January 29, 2019
By Rama Venkat Raman and Mike Stone
(Reuters) – Lockheed Martin Corp, the Pentagon’s top weapons supplier, on Tuesday forecast 2019 profit below estimates and reported that quarterly margins slipped at the unit that makes the radar-evading F-35 fighter jet and C-130 transport plane.
The company’s shares fell nearly 2.4 percent in premarket trading.
Lockheed expects full-year profit to range between $19.15 and $19.45 per share, below the average analyst estimate of $19.55, according to IBES data from Refinitiv.
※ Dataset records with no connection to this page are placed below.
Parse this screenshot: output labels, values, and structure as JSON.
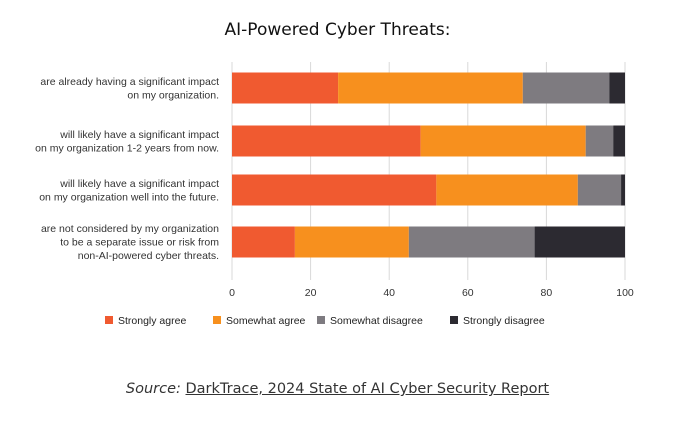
{
  "chart_data": {
    "type": "bar",
    "orientation": "horizontal",
    "stacked": true,
    "title": "AI-Powered Cyber Threats:",
    "categories": [
      [
        "are already having a significant impact",
        "on my organization."
      ],
      [
        "will likely have a significant impact",
        "on my organization 1-2 years from now."
      ],
      [
        "will likely have a significant impact",
        "on my organization well into the future."
      ],
      [
        "are not considered by my organization",
        "to be a separate issue or risk from",
        "non-AI-powered cyber threats."
      ]
    ],
    "series": [
      {
        "name": "Strongly agree",
        "color": "#f05a30",
        "values": [
          27,
          48,
          52,
          16
        ]
      },
      {
        "name": "Somewhat agree",
        "color": "#f7901e",
        "values": [
          47,
          42,
          36,
          29
        ]
      },
      {
        "name": "Somewhat disagree",
        "color": "#7e7b80",
        "values": [
          22,
          7,
          11,
          32
        ]
      },
      {
        "name": "Strongly disagree",
        "color": "#2c2a31",
        "values": [
          4,
          3,
          1,
          23
        ]
      }
    ],
    "xlim": [
      0,
      100
    ],
    "xticks": [
      0,
      20,
      40,
      60,
      80,
      100
    ],
    "xlabel": "",
    "ylabel": "",
    "legend_position": "bottom"
  },
  "source": {
    "prefix": "Source:",
    "link_text": "DarkTrace, 2024 State of AI Cyber Security Report"
  }
}
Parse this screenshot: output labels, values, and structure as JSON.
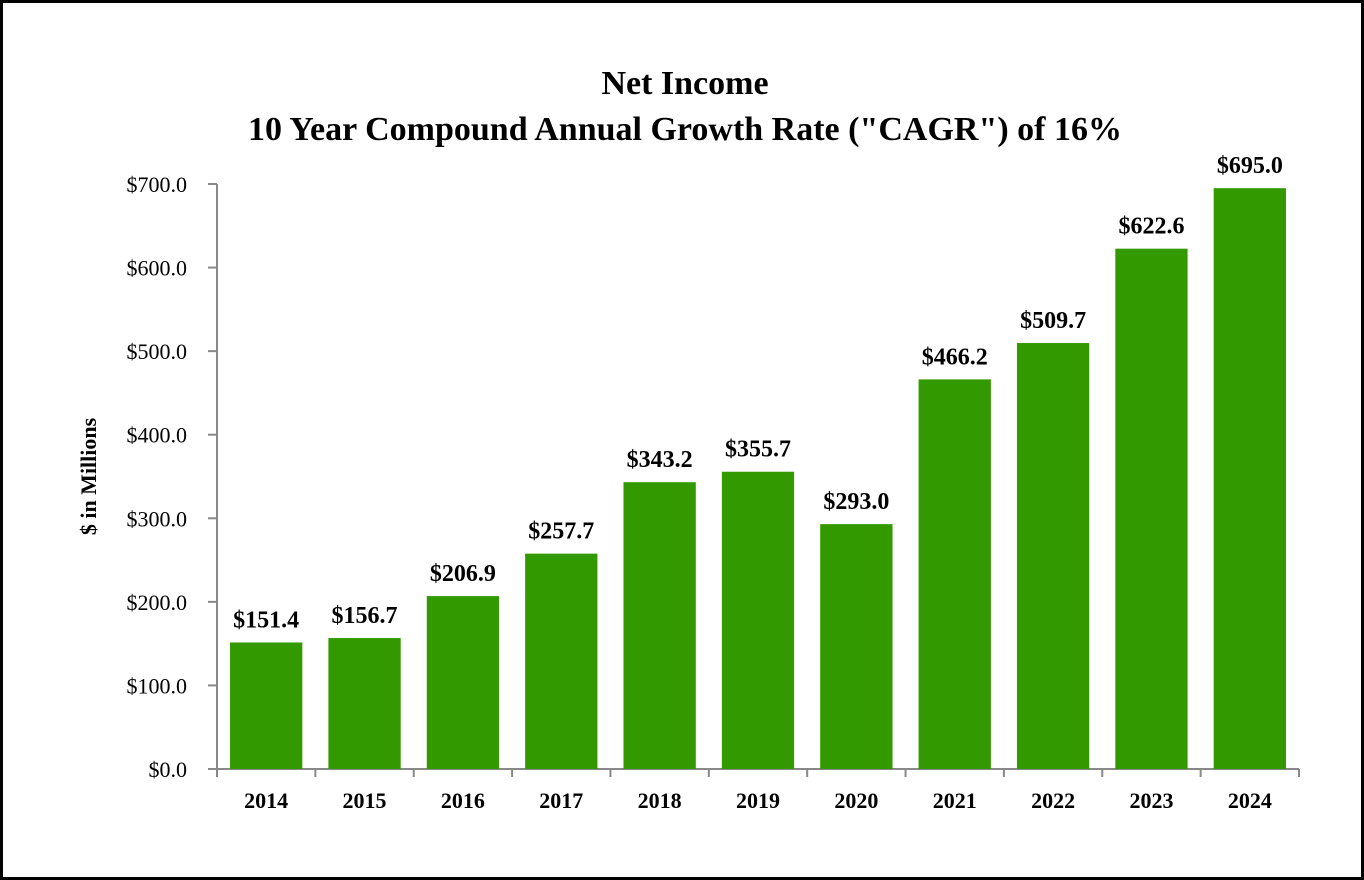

Lockheed and other U.S. weapons makers are expected to benefit from stronger global demand for fighter jets and munitions and higher U.S. defense budgets in fiscal 2020.
During the fourth quarter, Lockheed’s order backlog grew 19 percent to $130.5 billion from $109 billion.
The company finished the year delivering 91 F-35 jets in 2018, up from 66 jets a year earlier. Lockheed has said it aims to deliver more than 130 F-35s in 2019.
Operating margins at the aeronautics division, its biggest, fell to 10.6 percent in the fourth quarter from 11.6 percent a year earlier. The company said the miss was due to lower volume on the C-130 transport aircraft program. Operating margins measure how much profit a company makes on a dollar of sales.
The company earned $4.39 per share from continuing operations, just short of estimates of $4.40 per share.
Net sales rose 4.1 percent to $14.41 billion.
During the quarter Lockheed had an effective tax rate of 13.6 percent which gave it a full-year tax rate of 15.5 percent following corporate tax reform in the United States.